Entre os mortos, estava o chefe do distrito, Nankoye Kolé. De acordo com sua mulher, para sobreviver ao ataque, muitos moradores se refugiaram na floresta. “Nós ouvimos o som dos disparos por cerca de duas ou três horas”, disse N’iankaye Kolé, ao jornalista da Guiné Youssouf Bah, enviado à região pelo Estado. “Quando os tiros pararam, nós saímos de casa e me disseram que meu marido tinha sido morto.”

As mortes chocaram a Guiné e geraram revolta contra as autoridades políticas e militares e também contra a direção da companhia, acusada por líderes locais de ter apontado os suspeitos de liderar o movimento. Lafin Loua, chefe do distrito de Maoun, a sete quilômetros de Zogota, vai mais longe. Em depoimento a Youssouf Bah, ele acusou a companhia de ter fornecido os veículos que teriam sido usados para atacar os manifestantes, e não apenas para transportar a missão ministerial – o que a Vale nega enfaticamente.

Na madrugada dos acontecimentos, ele conta ter sido acordado por um jovem enviado pelo vice-chefe distrital de Zogota para informá-lo do massacre. “Cinco veículos usados pelas forças militares eram da Vale”, disse Loua. “Nós acusamos a Vale por ter permitido que forças militares usassem seus jipes no ataque a Zogota.”

A versão de Loua é reafirmada por outras testemunhas do vilarejo, também em depoimento a Youssouf Bah. Antoine Kolé, ativista que perdeu um sobrinho no massacre, reiterou a denúncia. “Eu vi cinco jipes da VBG cheios de militares carregando armas tarde da noite”, diz ele.

A Vale nega essa acusação. “O governo da Guiné solicitou à VBG que cedesse carros para os ministros que visitaram o local invadido, no dia 3 de agosto”, disse a companhia em texto enviado ao Estado. “Não foram cedidos carros para transporte de militares.”

Rejeição

A insatisfação com os assassinatos ganhou a capital regional, N’zérékoré, e logo transformou o caso em um escândalo nacional. Líderes comunitários, políticos de oposição e algumas organizações não governamentais acusam o governo da Guiné de ter agido pelos interesses da VBG. A companhia brasileira, assim como outras multinacionais, retirou seu pessoal da região.
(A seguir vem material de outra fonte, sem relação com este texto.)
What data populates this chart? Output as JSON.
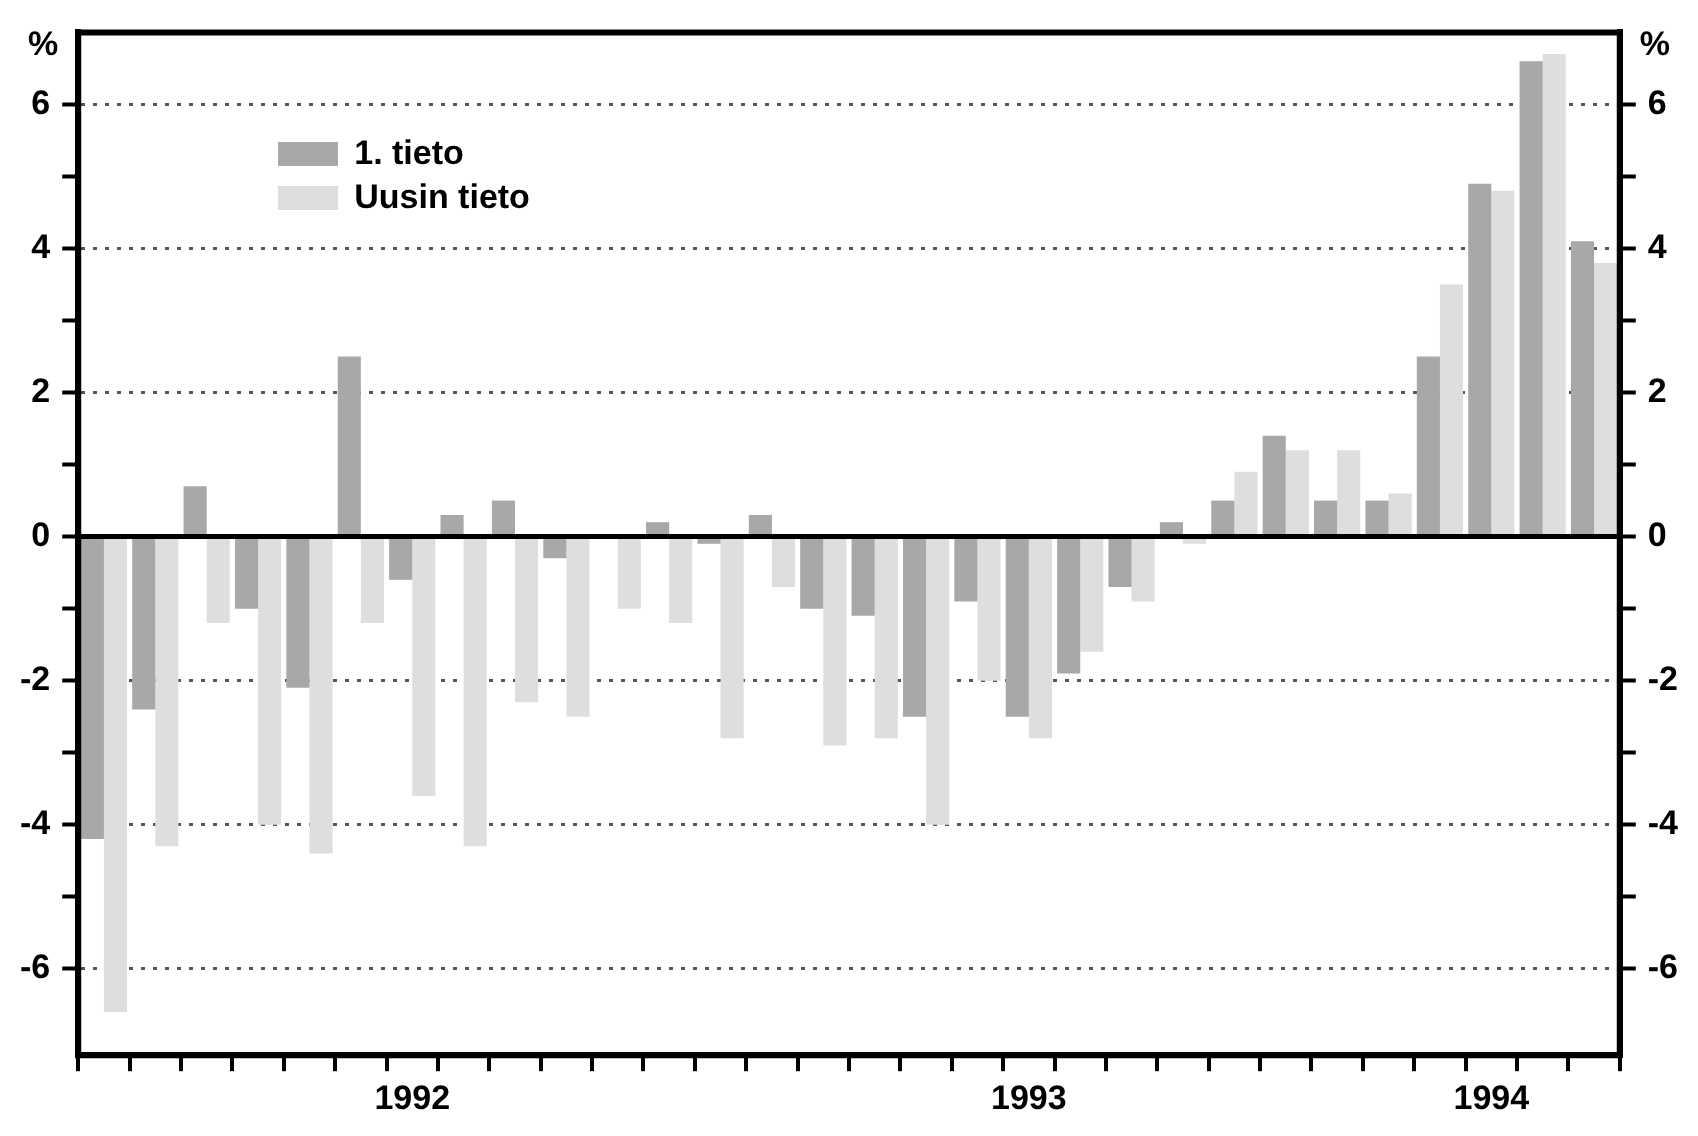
{
  "chart_data": {
    "type": "bar",
    "ylabel": "%",
    "y2label": "%",
    "categories": [
      null,
      null,
      null,
      null,
      null,
      null,
      "1992",
      null,
      null,
      null,
      null,
      null,
      null,
      null,
      null,
      null,
      null,
      null,
      "1993",
      null,
      null,
      null,
      null,
      null,
      null,
      null,
      null,
      "1994",
      null,
      null
    ],
    "series": [
      {
        "name": "1. tieto",
        "color": "#a8a8a8",
        "values": [
          -4.2,
          -2.4,
          0.7,
          -1.0,
          -2.1,
          2.5,
          -0.6,
          0.3,
          0.5,
          -0.3,
          null,
          0.2,
          -0.1,
          0.3,
          -1.0,
          -1.1,
          -2.5,
          -0.9,
          -2.5,
          -1.9,
          -0.7,
          0.2,
          0.5,
          1.4,
          0.5,
          0.5,
          2.5,
          4.9,
          6.6,
          4.1
        ]
      },
      {
        "name": "Uusin tieto",
        "color": "#dedede",
        "values": [
          -6.6,
          -4.3,
          -1.2,
          -4.0,
          -4.4,
          -1.2,
          -3.6,
          -4.3,
          -2.3,
          -2.5,
          -1.0,
          -1.2,
          -2.8,
          -0.7,
          -2.9,
          -2.8,
          -4.0,
          -2.0,
          -2.8,
          -1.6,
          -0.9,
          -0.1,
          0.9,
          1.2,
          1.2,
          0.6,
          3.5,
          4.8,
          6.7,
          3.8
        ]
      }
    ],
    "ylim": [
      -7.2,
      7
    ],
    "yticks": [
      -6,
      {
        "value": -5,
        "label": null
      },
      -4,
      {
        "value": -3,
        "label": null
      },
      -2,
      {
        "value": -1,
        "label": null
      },
      0,
      {
        "value": 1,
        "label": null
      },
      2,
      {
        "value": 3,
        "label": null
      },
      4,
      {
        "value": 5,
        "label": null
      },
      6
    ],
    "y2lim": [
      -7.2,
      7
    ],
    "y2ticks": [
      -6,
      {
        "value": -5,
        "label": null
      },
      -4,
      {
        "value": -3,
        "label": null
      },
      -2,
      {
        "value": -1,
        "label": null
      },
      0,
      {
        "value": 1,
        "label": null
      },
      2,
      {
        "value": 3,
        "label": null
      },
      4,
      {
        "value": 5,
        "label": null
      },
      6
    ],
    "grid": "y",
    "legend": "top left"
  }
}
As denúncias mobilizaram a Organização Guineana de Defesa dos Direitos do Homem (OGDH), que protestou contra as mortes e exigiu a abertura de uma investigação. Com a repercussão negativa, o presidente da Guiné, Alpha Condé, ordenou a abertura de um inquérito e afastou os prefeitos das regiões de N’zérékoré, Sanoussy Hassan, e Siguiri, Aboubacar Sidiki Kaba – o que fez crescer os rumores de que por trás do conflito com a Vale haveria lutas políticas envolvendo o massacre.

Membros de um comitê de crise formado em Zogota em torno dos sobreviventes também protestam contra a presença da VBG na região e contra cinco ministros. Desde o massacre, o país vive em conflito político, impulsionado pelas eleições legislativas que se aproximam. Na segunda-feira, protesto de moradores de Zogota e N’zérékoré foi proibido pelas autoridades locais.